Q-STAC: Q-Guided Stein Variational Model Predictive Actor-Critic

Deep reinforcement learning (DRL) often struggles with complex robotic manipulation tasks due to low sample efficiency and biased value estimation. Model-based reinforcement learning (MBRL) improves efficiency by leveraging environment dynamics, with prior work integrating Model Predictive Control (MPC) to enhance policy robustness through online trajectory optimization. However, existing MBRL approaches still suffer from high model bias, task-specific cost function design, and significant computational overhead. To address these challenges, we propose Q-guided Stein Variational Model Predictive Actor-Critic (Q-STAC)--a unified framework that bridges Bayesian MPC and Soft Actor-Critic (SAC).
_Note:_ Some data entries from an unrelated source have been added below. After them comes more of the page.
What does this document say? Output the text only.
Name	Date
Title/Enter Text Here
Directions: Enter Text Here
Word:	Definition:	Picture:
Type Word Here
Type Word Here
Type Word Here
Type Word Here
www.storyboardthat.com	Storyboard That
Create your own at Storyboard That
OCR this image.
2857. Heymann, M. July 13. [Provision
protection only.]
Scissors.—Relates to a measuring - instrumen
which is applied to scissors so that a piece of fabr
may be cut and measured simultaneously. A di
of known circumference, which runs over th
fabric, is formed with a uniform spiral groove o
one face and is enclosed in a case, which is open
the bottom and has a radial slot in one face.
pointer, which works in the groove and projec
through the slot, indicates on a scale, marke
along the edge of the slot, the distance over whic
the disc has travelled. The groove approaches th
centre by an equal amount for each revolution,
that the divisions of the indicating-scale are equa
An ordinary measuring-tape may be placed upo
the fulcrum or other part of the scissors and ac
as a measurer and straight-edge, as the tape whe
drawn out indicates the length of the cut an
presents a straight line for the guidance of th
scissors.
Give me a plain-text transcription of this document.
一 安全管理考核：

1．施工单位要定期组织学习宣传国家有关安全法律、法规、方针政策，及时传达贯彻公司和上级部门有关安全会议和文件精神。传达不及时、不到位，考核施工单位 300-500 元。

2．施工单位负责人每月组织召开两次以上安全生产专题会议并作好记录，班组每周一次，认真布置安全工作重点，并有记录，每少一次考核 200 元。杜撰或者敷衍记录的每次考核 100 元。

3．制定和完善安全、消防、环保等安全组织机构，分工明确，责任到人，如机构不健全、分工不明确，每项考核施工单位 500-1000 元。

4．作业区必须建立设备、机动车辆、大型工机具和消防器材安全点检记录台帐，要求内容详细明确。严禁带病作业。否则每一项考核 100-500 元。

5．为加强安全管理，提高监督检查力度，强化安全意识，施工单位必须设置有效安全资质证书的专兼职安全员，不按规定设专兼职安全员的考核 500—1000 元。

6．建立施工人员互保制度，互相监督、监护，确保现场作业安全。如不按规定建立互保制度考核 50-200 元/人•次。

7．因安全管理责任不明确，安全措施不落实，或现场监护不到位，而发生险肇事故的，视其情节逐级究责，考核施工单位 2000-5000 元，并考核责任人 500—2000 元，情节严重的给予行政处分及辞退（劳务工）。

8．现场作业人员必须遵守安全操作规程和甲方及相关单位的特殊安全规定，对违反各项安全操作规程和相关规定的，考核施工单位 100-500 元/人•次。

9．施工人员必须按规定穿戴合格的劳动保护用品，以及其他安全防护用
Q-STAC employs Stein Variational Gradient Descent (SVGD) to iteratively optimize action sequences sampled from a learned prior distribution guided by Q-values, thereby eliminating manual cost-function engineering. By performing short-horizon model-predictive rollouts, Q-STAC reduces cumulative prediction errors, improves training stability and reduces computational complexity. Experiments on simulated particle navigation, diverse robotic manipulation tasks, and a real-world fruit-picking scenario demonstrate that Q-STAC consistently achieves superior sample efficiency, stability, and overall performance compared to both model-free and model-based baselines.